The Villain

Many Shakespeare plays have a character who is seemingly wholly twisted and sinister. The characters may be motivated by envy and hatred, but mostly they just embody evil. Karl Rove might be a good choice for that role when Shakespeare writes up the current Administration. Nicolas Lehmann's New Yorker profile The Controller: Karl Rove is working to get George Bush reelected, but he has bigger plans tells a little of his history.

Frank Rich has a nice New York Times OpEd today that lays out the fundamentals of Rove's current scandal: Follow the Uranium.
Rich reminds us not to pay any attention to the crowd behind the curtain blowing smoke and talking loudly. The story isn't really Karl Rove, Scooter Libby, Joe Wilson, Matt Cooper, or even Bob Novak.

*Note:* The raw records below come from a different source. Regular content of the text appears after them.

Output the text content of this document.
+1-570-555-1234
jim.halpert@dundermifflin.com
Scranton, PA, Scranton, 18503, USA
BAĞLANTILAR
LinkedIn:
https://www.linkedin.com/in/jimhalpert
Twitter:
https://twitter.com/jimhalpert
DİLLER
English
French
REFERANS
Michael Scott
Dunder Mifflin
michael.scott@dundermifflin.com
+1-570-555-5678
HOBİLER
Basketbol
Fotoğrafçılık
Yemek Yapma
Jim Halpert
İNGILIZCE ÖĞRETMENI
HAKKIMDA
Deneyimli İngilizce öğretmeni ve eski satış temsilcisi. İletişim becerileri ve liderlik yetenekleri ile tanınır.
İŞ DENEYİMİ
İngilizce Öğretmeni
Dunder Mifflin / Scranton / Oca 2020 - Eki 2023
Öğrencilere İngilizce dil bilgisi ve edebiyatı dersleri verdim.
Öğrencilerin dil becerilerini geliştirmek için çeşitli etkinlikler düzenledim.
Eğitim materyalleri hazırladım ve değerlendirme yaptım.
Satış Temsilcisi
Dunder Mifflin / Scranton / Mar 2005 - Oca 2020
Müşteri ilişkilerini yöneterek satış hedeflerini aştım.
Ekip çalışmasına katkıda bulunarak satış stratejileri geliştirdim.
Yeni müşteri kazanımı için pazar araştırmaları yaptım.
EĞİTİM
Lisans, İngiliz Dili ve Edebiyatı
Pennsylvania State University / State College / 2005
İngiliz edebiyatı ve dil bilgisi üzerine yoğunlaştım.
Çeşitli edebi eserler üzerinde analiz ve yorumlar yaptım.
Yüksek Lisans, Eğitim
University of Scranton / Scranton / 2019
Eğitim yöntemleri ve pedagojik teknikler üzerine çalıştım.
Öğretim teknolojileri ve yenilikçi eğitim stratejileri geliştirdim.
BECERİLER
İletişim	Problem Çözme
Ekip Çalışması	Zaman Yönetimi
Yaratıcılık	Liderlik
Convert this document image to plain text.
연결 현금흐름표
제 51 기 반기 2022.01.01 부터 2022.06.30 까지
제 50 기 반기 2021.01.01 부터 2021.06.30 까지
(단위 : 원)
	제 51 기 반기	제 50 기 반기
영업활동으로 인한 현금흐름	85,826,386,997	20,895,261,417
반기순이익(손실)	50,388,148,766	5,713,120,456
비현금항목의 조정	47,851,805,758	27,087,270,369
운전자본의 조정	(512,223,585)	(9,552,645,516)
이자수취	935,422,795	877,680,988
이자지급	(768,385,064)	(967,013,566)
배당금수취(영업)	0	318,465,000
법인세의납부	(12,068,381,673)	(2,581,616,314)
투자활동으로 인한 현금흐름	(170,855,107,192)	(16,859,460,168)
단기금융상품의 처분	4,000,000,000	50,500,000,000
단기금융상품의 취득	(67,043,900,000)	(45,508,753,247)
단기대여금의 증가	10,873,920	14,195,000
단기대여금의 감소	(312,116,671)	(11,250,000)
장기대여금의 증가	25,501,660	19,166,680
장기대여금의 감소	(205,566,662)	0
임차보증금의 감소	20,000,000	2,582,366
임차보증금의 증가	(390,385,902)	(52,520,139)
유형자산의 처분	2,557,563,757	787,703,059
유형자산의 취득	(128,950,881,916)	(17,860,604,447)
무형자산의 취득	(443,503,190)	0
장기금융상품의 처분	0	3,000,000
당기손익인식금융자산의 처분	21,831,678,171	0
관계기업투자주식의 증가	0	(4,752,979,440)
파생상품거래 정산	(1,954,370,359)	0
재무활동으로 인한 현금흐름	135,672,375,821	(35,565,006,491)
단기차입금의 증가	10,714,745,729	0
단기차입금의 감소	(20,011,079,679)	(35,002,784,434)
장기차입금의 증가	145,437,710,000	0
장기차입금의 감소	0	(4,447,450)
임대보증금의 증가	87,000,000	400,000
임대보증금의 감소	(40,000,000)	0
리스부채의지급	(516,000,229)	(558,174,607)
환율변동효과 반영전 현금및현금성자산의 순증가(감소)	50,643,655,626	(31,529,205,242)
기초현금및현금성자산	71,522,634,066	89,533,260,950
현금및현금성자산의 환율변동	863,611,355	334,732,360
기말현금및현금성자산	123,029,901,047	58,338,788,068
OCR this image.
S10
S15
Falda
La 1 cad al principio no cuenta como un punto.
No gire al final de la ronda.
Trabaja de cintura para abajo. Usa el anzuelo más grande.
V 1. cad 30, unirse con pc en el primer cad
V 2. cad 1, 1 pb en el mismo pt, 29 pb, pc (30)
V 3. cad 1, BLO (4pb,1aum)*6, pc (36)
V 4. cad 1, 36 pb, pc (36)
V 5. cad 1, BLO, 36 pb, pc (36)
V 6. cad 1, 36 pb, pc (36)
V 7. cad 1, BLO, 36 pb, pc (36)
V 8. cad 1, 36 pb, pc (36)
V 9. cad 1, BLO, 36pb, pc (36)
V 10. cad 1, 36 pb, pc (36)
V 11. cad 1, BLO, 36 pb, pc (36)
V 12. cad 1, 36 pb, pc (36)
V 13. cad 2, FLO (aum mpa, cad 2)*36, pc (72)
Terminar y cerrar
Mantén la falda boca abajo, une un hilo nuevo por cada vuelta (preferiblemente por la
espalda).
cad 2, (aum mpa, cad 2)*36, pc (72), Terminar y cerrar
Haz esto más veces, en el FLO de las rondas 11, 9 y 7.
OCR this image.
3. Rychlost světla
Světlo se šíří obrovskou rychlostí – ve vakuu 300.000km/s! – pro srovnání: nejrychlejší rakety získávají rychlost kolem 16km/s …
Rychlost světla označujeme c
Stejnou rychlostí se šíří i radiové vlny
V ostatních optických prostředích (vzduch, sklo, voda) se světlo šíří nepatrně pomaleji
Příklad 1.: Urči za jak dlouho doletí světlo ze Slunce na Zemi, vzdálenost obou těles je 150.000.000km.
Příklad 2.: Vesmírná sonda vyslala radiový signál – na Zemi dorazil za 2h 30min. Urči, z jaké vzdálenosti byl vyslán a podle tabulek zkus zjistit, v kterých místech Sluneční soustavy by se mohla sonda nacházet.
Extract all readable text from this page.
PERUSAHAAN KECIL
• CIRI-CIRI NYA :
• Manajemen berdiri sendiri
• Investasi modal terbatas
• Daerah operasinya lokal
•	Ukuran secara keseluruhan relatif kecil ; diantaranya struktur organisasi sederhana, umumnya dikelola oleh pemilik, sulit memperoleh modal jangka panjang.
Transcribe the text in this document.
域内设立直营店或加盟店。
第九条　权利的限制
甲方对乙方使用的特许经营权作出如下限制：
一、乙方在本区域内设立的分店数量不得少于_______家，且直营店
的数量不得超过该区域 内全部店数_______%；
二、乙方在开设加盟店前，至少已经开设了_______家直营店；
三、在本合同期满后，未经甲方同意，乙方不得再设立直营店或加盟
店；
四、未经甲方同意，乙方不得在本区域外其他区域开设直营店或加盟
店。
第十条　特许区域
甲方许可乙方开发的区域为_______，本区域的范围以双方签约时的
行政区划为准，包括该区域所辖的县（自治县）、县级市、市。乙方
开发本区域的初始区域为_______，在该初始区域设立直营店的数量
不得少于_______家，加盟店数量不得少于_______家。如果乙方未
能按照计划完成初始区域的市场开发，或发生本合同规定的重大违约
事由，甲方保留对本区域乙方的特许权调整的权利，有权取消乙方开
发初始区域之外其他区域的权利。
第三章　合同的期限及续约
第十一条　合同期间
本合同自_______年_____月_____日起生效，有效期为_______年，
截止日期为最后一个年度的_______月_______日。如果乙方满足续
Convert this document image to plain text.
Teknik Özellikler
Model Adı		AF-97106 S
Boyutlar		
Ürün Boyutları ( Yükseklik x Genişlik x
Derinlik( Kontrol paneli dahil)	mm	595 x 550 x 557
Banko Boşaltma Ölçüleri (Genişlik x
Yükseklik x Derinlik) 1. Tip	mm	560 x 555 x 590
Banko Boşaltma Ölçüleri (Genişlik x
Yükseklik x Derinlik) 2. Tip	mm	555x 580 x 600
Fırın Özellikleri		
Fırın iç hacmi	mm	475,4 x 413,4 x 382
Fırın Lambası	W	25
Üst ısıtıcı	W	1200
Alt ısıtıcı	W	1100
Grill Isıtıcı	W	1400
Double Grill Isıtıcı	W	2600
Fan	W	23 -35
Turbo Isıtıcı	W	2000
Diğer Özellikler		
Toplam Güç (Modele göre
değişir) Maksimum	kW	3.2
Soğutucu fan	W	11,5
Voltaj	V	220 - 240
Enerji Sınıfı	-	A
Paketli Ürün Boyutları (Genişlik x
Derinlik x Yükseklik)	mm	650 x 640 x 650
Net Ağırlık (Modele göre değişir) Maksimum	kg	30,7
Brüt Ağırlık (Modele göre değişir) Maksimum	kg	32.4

This scandal is not about them in the end, any more than Watergate was about Dwight Chapin and Donald Segretti or Woodward and Bernstein. It is about the president of the United States. It is about a plot that was hatched at the top of the administration and in which everyone else, Mr. Rove included, are at most secondary players.
The real story is the Administration's fraudulent basis for starting a costly war. Cheney, Rice, Powell, and Rove were out there lying and distorting, but let's not forget whose liars they all were.